From time to time James Spencer of Basic Brewing Radio and Chris Colby of Brew Your Own collaborate on a brewing experiment, inviting their readers and listeners to participate by brewing and evaluating beers under (hopefully) controlled conditions.  Recently they announced their latest experiment, design to evaluate the impact of trub in the fermenter.  The experiment calls for the brewer to make a batch of beer and split it into two fermenters, one containing the “first runnings” from the boil kettle and the second containing the second half of the running and all of the trub.  I thought this would be an easy one to help out with, especially since I have really improved my process for making small batches of beer.

So the first chore is deciding what to brew.  It makes sense that if one is trying to identify subtle differences between beers, then those differences should be easier to identify in a lightly flavored beer (versus a big IPA or Belgian style).  This led me to think about stronger beers, and the fact that some stronger beers (and lagers) are better after a period of extended aging.  The BBR?BYO experiment is set up to evaluate initial taste results, but what if the trub materials have a long term flavor impact, perhaps contributing to poor stability or off flavors three or six months down after brewing?  My conclusion: brew two beers, a stronger, darker beer and lighter style and test both both initially and maybe at six months of life.

So back to what to brew?  It needs to be an ale due to time restrictions.  I wanted something fairly dark and strong, but something to be plausibly ready to drink 4 or 5 weeks after fermentation.  Ironically the ‘Old Ale’ struck me as a viable candidate:  original gravity of 1.060 was high but not outrageous, and with a color target of 10 to 22 SRM it would be dark but not black.  I thought the darker color would mitigate any visual impact the trub might impart, and force the evaluator to rely on tasting skills.  An 80 Schilling Scottish ale might have also worked, but since I had never tried to brew and Old Ale I wanted to learn more about the style and take a shot a brewing it.

The flavor description for an old ale calls for luscious malt character.  In: nutty, caramelly, molasses flavors.  Light chocolate and roasted can be there but are subdued.  They can be bitter, but hop aroma and flavor are not even mentioned.

Unfortunately the first suggested ingredient in the BJCP style guidelines was well modified pale malt preferably of English origin.  I am out, so I will substitute a combination of Breiss 2 row and light munich malt.  The guidelines also call for “judicious” amount of crystal and specialty malts.  What exactly does that mean?  It also mentions the use of sugars (treacle, molasses, etc.) and starchy adjuncts (maize, wheat, flaked barley).
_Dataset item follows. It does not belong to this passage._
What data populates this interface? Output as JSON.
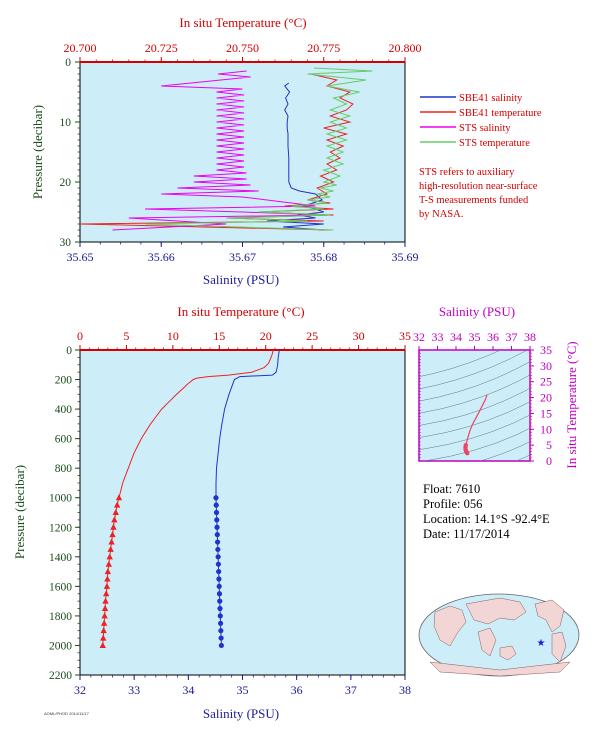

Since this is not rocket science, this is what I settled on:

Grist (1.39 kg):

  • 50% Breiss Two Row
  • 27% Weyermann Light Munich Malt
  • 7% Crystal 60
  • 4% Special B
  • 9% Flaked Barley
  • 4% Pale Chocolate (210ºL)

The above percentages refer to the grist, which contribute 0.81 kg of fermentables, or 95% of the total.  I also added 40 grams of light brown sugar near the end of boil, which contributes the remainder.

Target OG: 16.0 ºP / 1.065

Calculated SRM: 20

Hops: 20 grams of Northdown, 7.7% AA, at 45 minutes for about 60 IBUs.